Sifu Stefan Schmaltz hat mit seinem Sport sogar Eingang ins Guinness-Buch der Rekorde gefunden hat: als einziger schwerbehinderter WingTsun-Lehrer weltweit.

Eine weitere, ganz besondere Anerkennung war es für Stefan, sich in das offizielle Gästebuch seiner Heimatstadt Husum eintragen zu dürfen. Denn 1982, damals noch Schüler, belegte Stefan den zweiten Platz im Wettbewerb „Leichtathletik – Jugend trainiert für Olympia" in Berlin. Und obwohl durch den Unfall seine erste Karriere als Sportler jäh beendet wurde, ging er doch einen außergewöhnlichen sportlichen Weg. Für diese außerordentlichen sportlichen Leistungen ehrte ihn seine Heimatstadt.

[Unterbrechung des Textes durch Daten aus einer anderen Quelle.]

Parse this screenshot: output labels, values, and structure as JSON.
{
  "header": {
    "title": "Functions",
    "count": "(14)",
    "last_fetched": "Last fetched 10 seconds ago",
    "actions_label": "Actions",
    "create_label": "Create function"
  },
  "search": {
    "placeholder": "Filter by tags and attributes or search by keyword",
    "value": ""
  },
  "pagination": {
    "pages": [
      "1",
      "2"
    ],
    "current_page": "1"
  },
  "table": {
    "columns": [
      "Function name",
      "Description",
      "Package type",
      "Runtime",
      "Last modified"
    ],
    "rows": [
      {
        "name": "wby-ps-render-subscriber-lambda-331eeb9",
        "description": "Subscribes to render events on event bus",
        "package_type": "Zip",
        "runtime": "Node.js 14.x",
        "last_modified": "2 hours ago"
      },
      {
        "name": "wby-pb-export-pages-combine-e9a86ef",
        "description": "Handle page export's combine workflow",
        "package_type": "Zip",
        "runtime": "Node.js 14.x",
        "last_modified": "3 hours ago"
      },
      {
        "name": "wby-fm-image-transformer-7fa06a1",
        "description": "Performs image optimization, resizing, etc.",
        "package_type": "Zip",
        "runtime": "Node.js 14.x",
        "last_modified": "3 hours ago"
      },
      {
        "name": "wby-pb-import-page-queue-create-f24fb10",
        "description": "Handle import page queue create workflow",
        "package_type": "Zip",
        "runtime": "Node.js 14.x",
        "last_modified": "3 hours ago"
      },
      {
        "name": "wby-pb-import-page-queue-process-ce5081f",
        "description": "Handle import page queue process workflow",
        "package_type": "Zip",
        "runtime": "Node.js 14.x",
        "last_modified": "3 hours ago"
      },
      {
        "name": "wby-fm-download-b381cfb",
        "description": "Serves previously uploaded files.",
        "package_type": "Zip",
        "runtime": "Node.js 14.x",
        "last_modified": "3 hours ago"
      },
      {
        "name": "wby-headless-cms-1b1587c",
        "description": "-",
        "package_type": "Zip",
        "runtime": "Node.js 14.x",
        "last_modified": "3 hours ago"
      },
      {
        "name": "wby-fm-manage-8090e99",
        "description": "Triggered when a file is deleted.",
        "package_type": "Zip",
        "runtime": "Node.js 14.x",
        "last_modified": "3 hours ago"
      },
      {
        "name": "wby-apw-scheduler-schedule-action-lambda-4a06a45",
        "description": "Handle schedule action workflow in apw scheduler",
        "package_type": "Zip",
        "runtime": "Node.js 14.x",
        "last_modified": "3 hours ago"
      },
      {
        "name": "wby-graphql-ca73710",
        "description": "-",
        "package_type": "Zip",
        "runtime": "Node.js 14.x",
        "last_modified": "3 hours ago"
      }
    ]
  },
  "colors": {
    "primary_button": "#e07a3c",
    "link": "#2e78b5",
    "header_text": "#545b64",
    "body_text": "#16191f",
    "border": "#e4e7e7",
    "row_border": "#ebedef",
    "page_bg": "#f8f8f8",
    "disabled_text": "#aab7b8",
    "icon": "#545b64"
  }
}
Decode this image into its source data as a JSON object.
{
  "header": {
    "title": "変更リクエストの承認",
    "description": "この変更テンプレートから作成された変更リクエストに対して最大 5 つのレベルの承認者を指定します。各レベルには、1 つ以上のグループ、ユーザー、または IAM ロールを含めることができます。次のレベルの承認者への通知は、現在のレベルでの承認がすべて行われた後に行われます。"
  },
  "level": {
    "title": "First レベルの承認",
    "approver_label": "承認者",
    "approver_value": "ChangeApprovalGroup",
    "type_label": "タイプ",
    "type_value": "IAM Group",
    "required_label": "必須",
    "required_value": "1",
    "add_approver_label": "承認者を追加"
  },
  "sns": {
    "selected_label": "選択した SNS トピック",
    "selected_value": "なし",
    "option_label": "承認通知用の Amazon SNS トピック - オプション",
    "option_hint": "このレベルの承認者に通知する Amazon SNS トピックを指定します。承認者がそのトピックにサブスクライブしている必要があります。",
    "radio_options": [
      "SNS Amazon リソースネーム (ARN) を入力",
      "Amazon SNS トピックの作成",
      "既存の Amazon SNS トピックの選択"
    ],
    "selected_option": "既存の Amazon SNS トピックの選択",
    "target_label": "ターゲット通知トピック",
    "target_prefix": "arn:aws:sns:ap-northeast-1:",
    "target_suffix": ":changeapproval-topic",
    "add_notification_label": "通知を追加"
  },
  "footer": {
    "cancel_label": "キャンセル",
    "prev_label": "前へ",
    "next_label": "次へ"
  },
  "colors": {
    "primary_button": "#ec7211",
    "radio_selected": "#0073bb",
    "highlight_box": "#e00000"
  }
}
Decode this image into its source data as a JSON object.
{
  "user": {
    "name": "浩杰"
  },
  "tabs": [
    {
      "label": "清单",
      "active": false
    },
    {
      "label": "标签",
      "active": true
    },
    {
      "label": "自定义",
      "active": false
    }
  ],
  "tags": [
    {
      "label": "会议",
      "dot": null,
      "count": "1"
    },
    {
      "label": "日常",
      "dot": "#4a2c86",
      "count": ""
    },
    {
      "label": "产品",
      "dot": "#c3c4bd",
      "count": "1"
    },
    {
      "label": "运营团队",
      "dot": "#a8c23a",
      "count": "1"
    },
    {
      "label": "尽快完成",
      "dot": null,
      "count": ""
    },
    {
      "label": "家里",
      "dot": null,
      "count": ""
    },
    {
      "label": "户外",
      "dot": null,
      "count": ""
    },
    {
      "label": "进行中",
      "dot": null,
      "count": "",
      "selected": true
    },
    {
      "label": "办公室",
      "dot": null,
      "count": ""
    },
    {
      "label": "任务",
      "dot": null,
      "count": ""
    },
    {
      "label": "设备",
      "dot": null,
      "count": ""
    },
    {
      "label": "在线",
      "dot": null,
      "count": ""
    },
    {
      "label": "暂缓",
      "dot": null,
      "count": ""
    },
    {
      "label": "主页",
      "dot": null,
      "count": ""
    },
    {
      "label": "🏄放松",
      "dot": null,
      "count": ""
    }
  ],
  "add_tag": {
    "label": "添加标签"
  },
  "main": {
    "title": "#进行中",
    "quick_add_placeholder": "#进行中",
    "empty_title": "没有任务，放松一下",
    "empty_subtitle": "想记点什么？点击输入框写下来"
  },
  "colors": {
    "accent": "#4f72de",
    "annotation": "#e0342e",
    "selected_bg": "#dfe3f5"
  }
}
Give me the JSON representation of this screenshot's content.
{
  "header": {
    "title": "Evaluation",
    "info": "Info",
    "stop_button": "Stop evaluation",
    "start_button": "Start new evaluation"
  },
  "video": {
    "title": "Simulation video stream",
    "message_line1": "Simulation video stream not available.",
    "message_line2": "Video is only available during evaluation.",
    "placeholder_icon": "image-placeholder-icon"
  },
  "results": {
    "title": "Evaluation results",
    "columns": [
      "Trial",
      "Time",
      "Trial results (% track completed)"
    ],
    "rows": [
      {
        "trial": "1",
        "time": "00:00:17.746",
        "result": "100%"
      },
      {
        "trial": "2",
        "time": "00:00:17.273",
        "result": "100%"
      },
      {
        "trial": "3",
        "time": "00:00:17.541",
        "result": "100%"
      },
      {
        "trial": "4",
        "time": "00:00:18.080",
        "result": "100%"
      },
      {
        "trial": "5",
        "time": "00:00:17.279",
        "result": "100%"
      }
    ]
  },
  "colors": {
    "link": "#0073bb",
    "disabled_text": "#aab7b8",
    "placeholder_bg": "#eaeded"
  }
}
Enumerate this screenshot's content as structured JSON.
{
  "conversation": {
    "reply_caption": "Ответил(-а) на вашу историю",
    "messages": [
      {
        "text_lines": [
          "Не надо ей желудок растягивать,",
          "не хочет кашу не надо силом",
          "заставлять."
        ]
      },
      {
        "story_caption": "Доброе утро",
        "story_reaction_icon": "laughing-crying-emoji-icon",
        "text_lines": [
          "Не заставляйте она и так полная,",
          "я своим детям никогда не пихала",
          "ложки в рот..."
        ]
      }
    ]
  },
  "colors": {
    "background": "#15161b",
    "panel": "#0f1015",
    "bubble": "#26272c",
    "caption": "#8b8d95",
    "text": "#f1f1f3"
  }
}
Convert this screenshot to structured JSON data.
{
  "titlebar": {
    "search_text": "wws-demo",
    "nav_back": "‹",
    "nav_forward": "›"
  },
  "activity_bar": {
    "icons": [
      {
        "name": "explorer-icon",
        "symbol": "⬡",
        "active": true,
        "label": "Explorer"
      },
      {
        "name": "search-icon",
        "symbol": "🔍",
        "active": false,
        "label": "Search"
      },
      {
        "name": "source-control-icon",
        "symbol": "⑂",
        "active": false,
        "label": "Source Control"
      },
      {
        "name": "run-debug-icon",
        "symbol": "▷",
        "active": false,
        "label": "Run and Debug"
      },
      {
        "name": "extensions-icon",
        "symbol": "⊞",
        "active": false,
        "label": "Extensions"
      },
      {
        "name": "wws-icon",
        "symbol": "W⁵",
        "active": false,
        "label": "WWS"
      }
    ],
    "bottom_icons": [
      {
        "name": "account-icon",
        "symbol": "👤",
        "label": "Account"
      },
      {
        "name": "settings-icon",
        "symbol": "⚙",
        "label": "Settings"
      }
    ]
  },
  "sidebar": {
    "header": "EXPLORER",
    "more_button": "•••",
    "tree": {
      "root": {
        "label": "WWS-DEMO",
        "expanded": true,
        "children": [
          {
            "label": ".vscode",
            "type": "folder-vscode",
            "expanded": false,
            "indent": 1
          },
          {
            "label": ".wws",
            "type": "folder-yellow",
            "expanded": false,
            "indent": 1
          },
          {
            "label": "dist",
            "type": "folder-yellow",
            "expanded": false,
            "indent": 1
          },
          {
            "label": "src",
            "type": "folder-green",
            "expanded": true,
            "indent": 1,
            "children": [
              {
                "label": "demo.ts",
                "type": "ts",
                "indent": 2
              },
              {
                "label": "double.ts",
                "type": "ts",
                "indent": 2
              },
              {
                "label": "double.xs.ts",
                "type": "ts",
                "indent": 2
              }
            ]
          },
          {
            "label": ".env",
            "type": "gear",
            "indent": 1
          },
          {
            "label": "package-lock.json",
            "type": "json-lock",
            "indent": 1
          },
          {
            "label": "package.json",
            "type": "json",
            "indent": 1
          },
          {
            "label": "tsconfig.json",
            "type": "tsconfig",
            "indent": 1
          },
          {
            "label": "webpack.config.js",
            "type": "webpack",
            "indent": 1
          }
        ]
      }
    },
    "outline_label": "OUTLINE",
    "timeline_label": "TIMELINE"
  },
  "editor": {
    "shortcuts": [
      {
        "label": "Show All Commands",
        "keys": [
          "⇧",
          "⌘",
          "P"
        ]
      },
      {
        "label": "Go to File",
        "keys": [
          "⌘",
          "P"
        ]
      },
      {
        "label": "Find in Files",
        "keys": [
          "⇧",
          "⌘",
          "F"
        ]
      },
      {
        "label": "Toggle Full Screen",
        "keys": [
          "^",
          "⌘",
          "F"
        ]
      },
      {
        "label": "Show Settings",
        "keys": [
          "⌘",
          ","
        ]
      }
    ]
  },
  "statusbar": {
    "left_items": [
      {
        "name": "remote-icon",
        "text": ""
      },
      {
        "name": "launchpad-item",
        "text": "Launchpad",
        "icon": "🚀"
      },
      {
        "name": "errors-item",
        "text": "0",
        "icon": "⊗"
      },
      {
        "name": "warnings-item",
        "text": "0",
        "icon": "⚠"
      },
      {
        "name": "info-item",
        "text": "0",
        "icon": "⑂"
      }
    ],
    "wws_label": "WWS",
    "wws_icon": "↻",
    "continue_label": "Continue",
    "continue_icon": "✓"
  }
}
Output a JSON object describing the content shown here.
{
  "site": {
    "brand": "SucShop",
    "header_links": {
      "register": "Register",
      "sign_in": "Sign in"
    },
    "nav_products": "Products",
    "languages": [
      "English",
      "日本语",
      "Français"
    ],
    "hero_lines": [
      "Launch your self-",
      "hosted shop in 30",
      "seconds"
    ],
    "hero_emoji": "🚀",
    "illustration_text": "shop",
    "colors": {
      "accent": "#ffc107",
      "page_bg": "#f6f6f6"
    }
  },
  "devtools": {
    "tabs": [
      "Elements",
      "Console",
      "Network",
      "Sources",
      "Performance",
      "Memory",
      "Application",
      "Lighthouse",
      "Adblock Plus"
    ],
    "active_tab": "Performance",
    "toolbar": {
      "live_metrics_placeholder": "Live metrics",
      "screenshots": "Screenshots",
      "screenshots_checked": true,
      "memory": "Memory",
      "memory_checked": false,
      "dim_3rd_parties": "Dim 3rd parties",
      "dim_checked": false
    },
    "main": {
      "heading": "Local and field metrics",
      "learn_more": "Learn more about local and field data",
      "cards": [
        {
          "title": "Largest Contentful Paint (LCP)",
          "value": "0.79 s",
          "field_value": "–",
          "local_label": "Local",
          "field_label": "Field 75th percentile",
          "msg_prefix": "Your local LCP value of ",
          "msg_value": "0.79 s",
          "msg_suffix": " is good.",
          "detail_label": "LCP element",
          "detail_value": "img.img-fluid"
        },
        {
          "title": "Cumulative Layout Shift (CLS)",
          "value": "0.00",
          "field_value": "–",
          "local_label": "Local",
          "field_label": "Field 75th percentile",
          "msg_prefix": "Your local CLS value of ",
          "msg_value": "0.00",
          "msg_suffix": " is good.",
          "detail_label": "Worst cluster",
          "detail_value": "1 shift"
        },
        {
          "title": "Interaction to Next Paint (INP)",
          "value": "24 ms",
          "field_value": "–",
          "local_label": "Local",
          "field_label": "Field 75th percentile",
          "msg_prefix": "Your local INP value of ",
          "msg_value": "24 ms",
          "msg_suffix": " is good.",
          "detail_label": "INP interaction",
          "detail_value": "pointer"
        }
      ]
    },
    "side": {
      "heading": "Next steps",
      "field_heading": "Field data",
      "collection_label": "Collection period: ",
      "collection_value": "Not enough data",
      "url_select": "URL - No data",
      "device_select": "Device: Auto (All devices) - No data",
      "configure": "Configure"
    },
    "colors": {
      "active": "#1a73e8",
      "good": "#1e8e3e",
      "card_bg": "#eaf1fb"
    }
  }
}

Doch all die erreichten Ziele und Auszeichnungen veranlassen Stefan nicht, sich auf seinen Lorbeeren auszuruhen. Ganz im Gegenteil: Er hat seine Berufung im WingTsun gefunden. Der „Sifu"-Titel ist ihm eine ehrenvolle Verpflichtung. „Jetzt muss ich meine Schüler nicht mehr nur in WingTsun-Techniken unterrichten, sondern sie obendrein den richtigen Umgang mit Menschen lehren," meint Stefan.
Für viele Menschen, die auch schwere körperliche Behinderungen meistern müssen, ist Sifu Stefan ein lebendiges Beispiel der eigenen Hoffnung und der beste Ansporn, sich nicht aufzugeben.